In the end, as my friend and training partner J Grooms (@jgroomsmma) said, “You can’t teach reach.” Jon Jones is 24 years old, with excellent wrestling, a smooth submission game, improvisational and effective striking, and a great camp. I will boldly say this…at this point, having watched thousands of MMA fights, I can say that Anderson Silva, GSP, and Jon Jones are the three best mixed martial artists I’ve ever seen. Fedor and Rampage are top 5, Jon Jones is top 3. I’m sure I’ll catch some hell for saying that.
I did my typical trolling of Twitter following the fights, and was absolutely stunned at the number of fans saying Rampage Jackson should retire. I’ll just go ahead and put those blatantly ignorant comments to bed. Rampage has won 10 of 13 fights, including a questionable loss to Forrest Griffin, and a ridiculously boring snoozefest to Rashad Evans (who is now slated to fight Jones). Rampage has expressed his interest in fighting Shogun Rua in February, when the UFC returns to Japan. Also mentioned was a big-money rematch bout with Forrest Griffin.
While I dedicated the jist of this column to Rampage and Jones, it wasn’t the only MMA taking place on Saturday. 1Wrestling’s favorite Middleweight Gerald “Hurricane” Harris was dominant in a split decision victory over Kazuhiro Nakamura. Yes, I said dominant in a split decision victory. Some judges need to be drug tested.
Harris was able to unload a great combo in the first round, and had multiple near slams, which were prevented by Nakamura’s blatant rope-grabbing fouls. I was completely shocked that the refs took no action regarding this.
To me, Gerald Harris is the number 1 middleweight competing in Japan right now, as a large percentage of the talent is tied up with Zuffa and Bellator. Personally, I have no clue who DREAM could match him up with to give him a challenge, and more importantly, bring their Middleweight title back, and add yet another selling point to their events. Possible opponents could be Kendall Grove, Dennis Kang, or Giva Santana (who is 16-1). However, none of these are contracted by DREAM.

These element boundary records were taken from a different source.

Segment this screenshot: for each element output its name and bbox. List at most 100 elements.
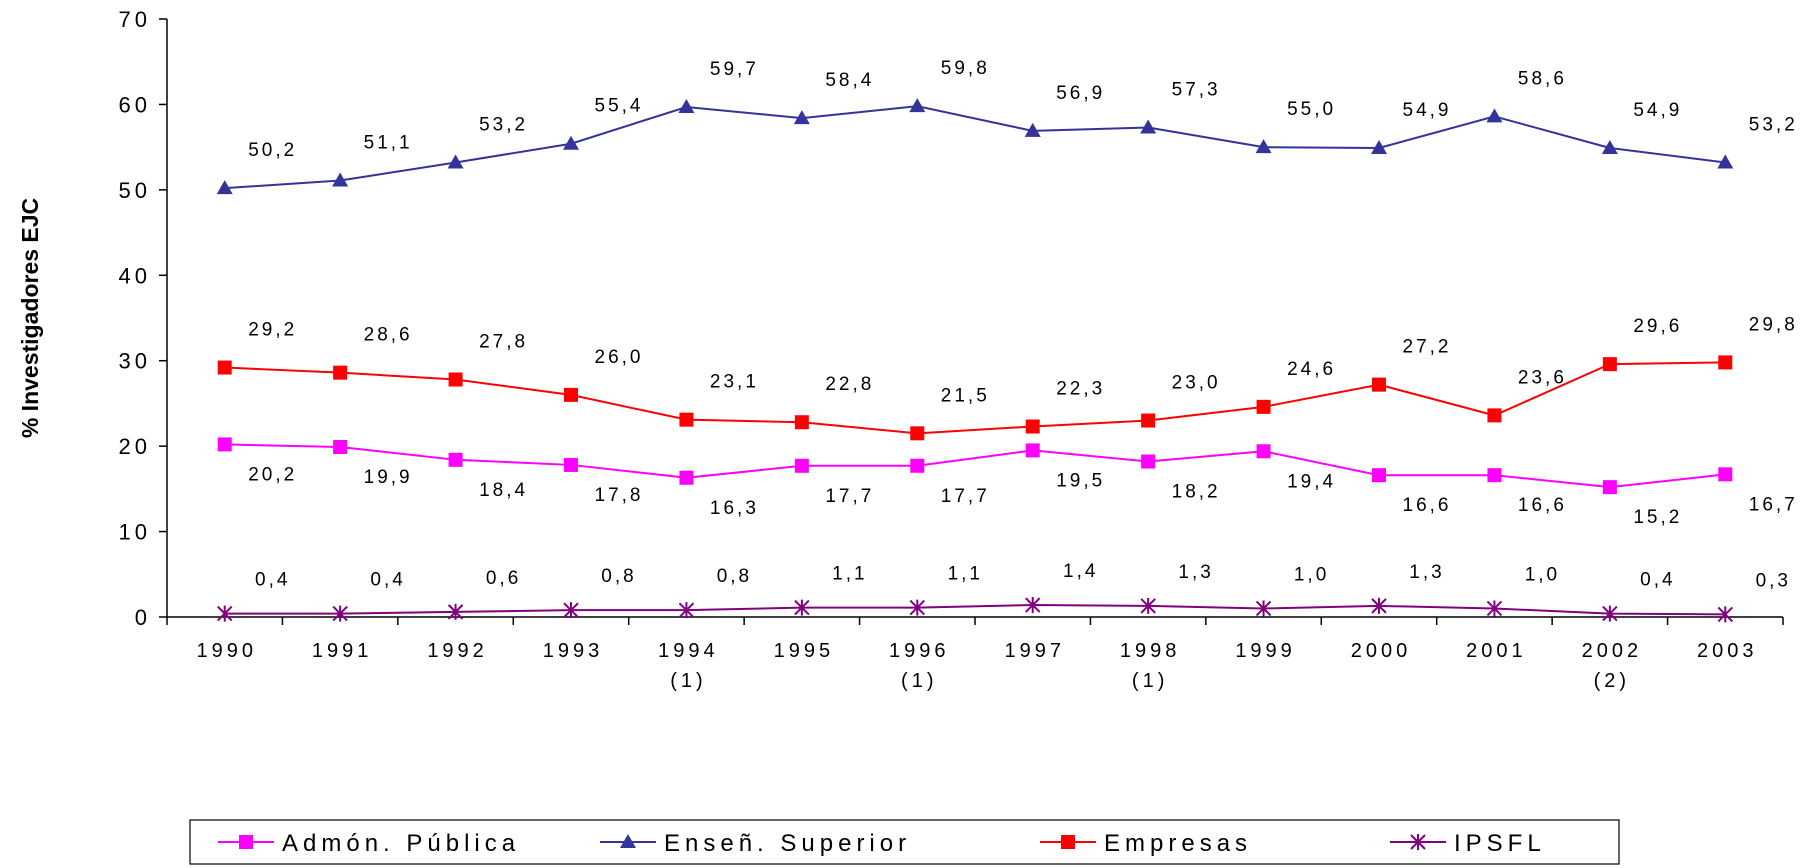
value-label: 18,2 [1172, 482, 1221, 503]
value-label: 53,2 [479, 115, 528, 136]
value-label: 1,1 [948, 564, 983, 585]
marker [1371, 139, 1387, 154]
value-label: 28,6 [364, 325, 413, 346]
marker [1256, 444, 1271, 459]
marker [1487, 468, 1502, 483]
value-label: 23,6 [1518, 367, 1567, 388]
x-tick-label: 1995 [774, 640, 835, 662]
marker [217, 360, 232, 375]
marker [1141, 413, 1156, 428]
value-label: 58,4 [825, 70, 874, 91]
y-tick-label: 60 [119, 92, 151, 117]
marker [679, 470, 694, 485]
marker [333, 439, 348, 454]
x-tick-label: 1996 (1) [889, 640, 950, 692]
marker [1410, 834, 1426, 850]
value-label: 0,4 [255, 570, 290, 591]
marker [678, 98, 695, 113]
value-label: 16,6 [1403, 495, 1452, 516]
marker [448, 372, 463, 387]
series-line [224, 105, 1726, 190]
marker [1602, 605, 1618, 622]
series-line [224, 604, 1726, 616]
legend-marker [1410, 834, 1426, 850]
value-label: 51,1 [364, 132, 413, 153]
value-label: 1,1 [832, 564, 867, 585]
series-line [224, 443, 1726, 489]
marker [1140, 597, 1156, 614]
value-label: 23,0 [1172, 373, 1221, 394]
value-label: 29,6 [1633, 316, 1682, 337]
legend-box [189, 819, 1620, 865]
x-tick-label: 2000 [1351, 640, 1412, 662]
x-tick-label: 2003 [1697, 640, 1758, 662]
value-label: 1,3 [1409, 562, 1444, 583]
y-tick-label: 20 [119, 434, 151, 459]
value-label: 16,3 [710, 498, 759, 519]
value-label: 0,4 [1640, 570, 1675, 591]
value-label: 0,3 [1756, 570, 1791, 591]
value-label: 58,6 [1518, 68, 1567, 89]
marker [564, 457, 578, 472]
marker [1140, 119, 1157, 134]
x-tick-label: 1991 [312, 640, 373, 662]
marker [332, 172, 349, 187]
marker [794, 458, 809, 473]
value-label: 59,7 [710, 59, 759, 80]
value-label: 55,0 [1287, 99, 1336, 120]
marker [217, 605, 233, 622]
value-label: 1,4 [1063, 561, 1098, 582]
marker [679, 412, 694, 427]
legend-marker [1061, 835, 1075, 849]
y-tick-label: 70 [119, 7, 151, 32]
marker [678, 602, 695, 619]
y-tick-label: 10 [119, 520, 151, 545]
marker [1718, 355, 1733, 370]
value-label: 15,2 [1633, 507, 1682, 528]
marker [333, 365, 348, 380]
marker [1372, 377, 1386, 392]
value-label: 1,0 [1525, 564, 1560, 585]
marker [563, 135, 579, 150]
legend-marker [620, 834, 636, 848]
marker [794, 599, 810, 616]
marker [1601, 139, 1618, 154]
marker [448, 452, 463, 467]
value-label: 27,8 [479, 332, 528, 353]
marker [447, 603, 464, 620]
x-tick-label: 2001 [1466, 640, 1527, 662]
value-label: 50,2 [248, 140, 297, 161]
y-tick-label: 30 [119, 349, 151, 374]
marker [1061, 835, 1075, 849]
y-axis-label: % Investigadores EJC [17, 198, 43, 438]
value-label: 22,3 [1056, 378, 1105, 399]
y-tick-label: 0 [135, 605, 151, 630]
value-label: 18,4 [479, 480, 528, 501]
value-label: 26,0 [595, 347, 644, 368]
x-tick-label: 1990 [196, 640, 257, 662]
legend-label: Admón. Pública [282, 830, 520, 857]
marker [1717, 154, 1734, 169]
legend-marker [239, 835, 253, 849]
series-line [224, 361, 1726, 435]
value-label: 54,9 [1403, 100, 1452, 121]
value-label: 54,9 [1633, 100, 1682, 121]
marker [1255, 139, 1272, 154]
value-label: 27,2 [1403, 337, 1452, 358]
value-label: 17,7 [941, 486, 990, 507]
marker [910, 458, 925, 473]
marker [793, 110, 810, 125]
marker [563, 602, 579, 619]
marker [1256, 399, 1271, 414]
marker [620, 834, 636, 848]
value-label: 23,1 [710, 372, 759, 393]
marker [239, 835, 253, 849]
marker [1487, 408, 1502, 423]
value-label: 0,8 [601, 566, 636, 587]
marker [1255, 600, 1272, 617]
marker [447, 154, 464, 169]
marker [216, 180, 233, 195]
value-label: 24,6 [1287, 359, 1336, 380]
value-label: 22,8 [825, 374, 874, 395]
marker [1024, 122, 1041, 137]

Josh Koscheck may have also ended the legendary career of Matt Hughes Saturday night, with a KO victory with only a second left in the round. This was a huge co-main event, as Josh Koscheck could fight a palm tree, and with his natural heel persona, the fight would feel important. Throw in the fact he’s facing one of the two best welterweights of all time, and it ups the ante. Matt Hughes said he was unsure of retirement at this point, but UFC President Dana White said he was positive it was the route Hughes was going to take.
Personally, I see no harm in Matt Hughes sticking around, but taking a step down in competition. People are far too quick to ask someone to retire based on age, and a two-fight losing streak. This is a job for these guys, and they are in the cage to make money. Would it be that bad to see Matt Hughes taking on Rick Story, Charlie Brenneman, or an up and coming fighter as the main event of a Fight Night card?

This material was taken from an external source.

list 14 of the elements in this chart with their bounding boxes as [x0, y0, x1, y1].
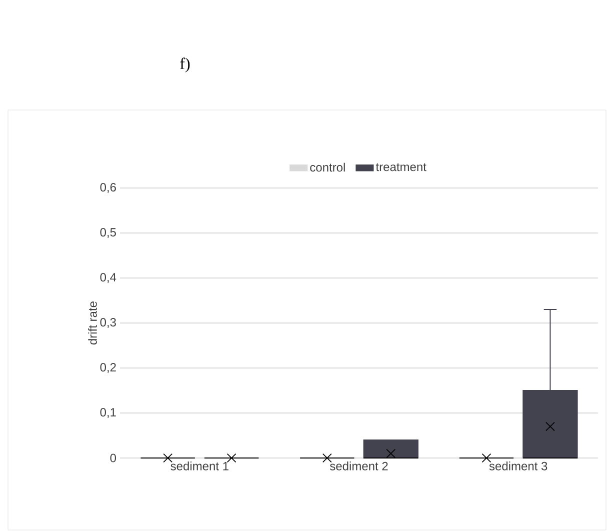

Other big winners Saturday…From DREAM 17, Shinya Aoki submitted Rob McCullough with three seconds left in the first Round, Kawajiri submitted Joachim Hansen, Caol Uno was brutally knocked out via head kick by Takeshi Inoue, Yan Cabral defeated Japanese legend Kazushi Sakuraba, and Minowa picked up a victory.
For those of you who watched Bellator, were treated to what some called an upset, as 40 year old, but undefeated Alexis Vila, damn near put Featherweight champ Joe Warren into a coma. This was a Bantamweight tournament fight, so Warren didn’t lose his title, but this solidifies Villa as the hottest 40 year old prospect in the history of MMA. This Cuban wrestler was a bronze medalist in freestyle wrestling in the 1996 Olympics, and has excellent hands. He’s right up there with Antonio McKee in the “Old guys that will destroy you” category.